Voice Chat
Full bidirectional voice — streaming speech-to-text with faster-whisper, text-to-speech with Piper, Kokoro, and Qwen3-TTS, and a dedicated voice chat page with waveform visualization.
Speech-to-text
Voice activity detection
Silero VAD detects when you start and stop speaking. No manual start/stop button needed - just talk naturally.
Audio streaming
Raw 16-bit PCM audio streams over WebSocket from the dashboard or mobile app to the voice server in real-time.
Whisper transcription
faster-whisper transcribes speech segments with language detection and confidence scores.

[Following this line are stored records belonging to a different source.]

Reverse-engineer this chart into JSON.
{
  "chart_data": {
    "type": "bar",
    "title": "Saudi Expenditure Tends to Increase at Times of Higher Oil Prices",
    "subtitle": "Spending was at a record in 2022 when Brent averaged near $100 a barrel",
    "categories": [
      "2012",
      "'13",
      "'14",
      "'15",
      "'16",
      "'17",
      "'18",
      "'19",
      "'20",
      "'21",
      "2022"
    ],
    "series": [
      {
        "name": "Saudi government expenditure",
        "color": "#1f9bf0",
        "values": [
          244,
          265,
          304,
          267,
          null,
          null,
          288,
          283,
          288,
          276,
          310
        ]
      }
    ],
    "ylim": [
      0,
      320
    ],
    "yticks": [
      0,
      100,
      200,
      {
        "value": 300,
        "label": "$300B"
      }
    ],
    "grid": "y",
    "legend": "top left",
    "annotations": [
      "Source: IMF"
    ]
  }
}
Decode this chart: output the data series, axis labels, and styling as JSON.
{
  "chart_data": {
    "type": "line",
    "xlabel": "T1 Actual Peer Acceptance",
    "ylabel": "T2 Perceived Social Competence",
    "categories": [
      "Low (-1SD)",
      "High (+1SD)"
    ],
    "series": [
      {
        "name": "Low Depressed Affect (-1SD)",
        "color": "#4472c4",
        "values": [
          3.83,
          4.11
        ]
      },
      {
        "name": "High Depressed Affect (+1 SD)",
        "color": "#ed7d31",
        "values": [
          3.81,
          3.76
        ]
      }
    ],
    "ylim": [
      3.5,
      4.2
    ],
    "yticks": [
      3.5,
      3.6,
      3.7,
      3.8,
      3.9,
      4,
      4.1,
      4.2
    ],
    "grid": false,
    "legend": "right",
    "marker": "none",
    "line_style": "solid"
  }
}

Interim results appear as you speak.
NLP analysis
Transcriptions are analyzed for intent, entities, sentiment, and suggested actions — displayed alongside the waveform in the dashboard voice chat.
Text-to-speech
Three TTS engines with per-user voice settings
Piper TTS
Fast, lightweight, CPU-friendly neural TTS. Multiple voice models with configurable speed and pitch. Great for low-latency responses.
Kokoro TTS
High-quality neural text-to-speech with natural prosody and expressive voices.
Qwen3-TTS
GPU-accelerated TTS from Qwen3. Highest quality output, opt-in for GPU-heavy workloads.
Technical details
faster-whisper
CTranslate2-optimized Whisper inference. Configurable model size (medium.en default), int8 quantization, CPU or CUDA.
Silero VAD
Stateful voice activity detection with speech start/end events. Accurate speech boundary detection for clean segments.
WebSocket streaming
Binary PCM audio in, JSON transcriptions out. Control messages for config, stop, and reset. Per-session processors.
100% local
All models run on your hardware. Audio never leaves your network. STT and TTS models are cached on first run.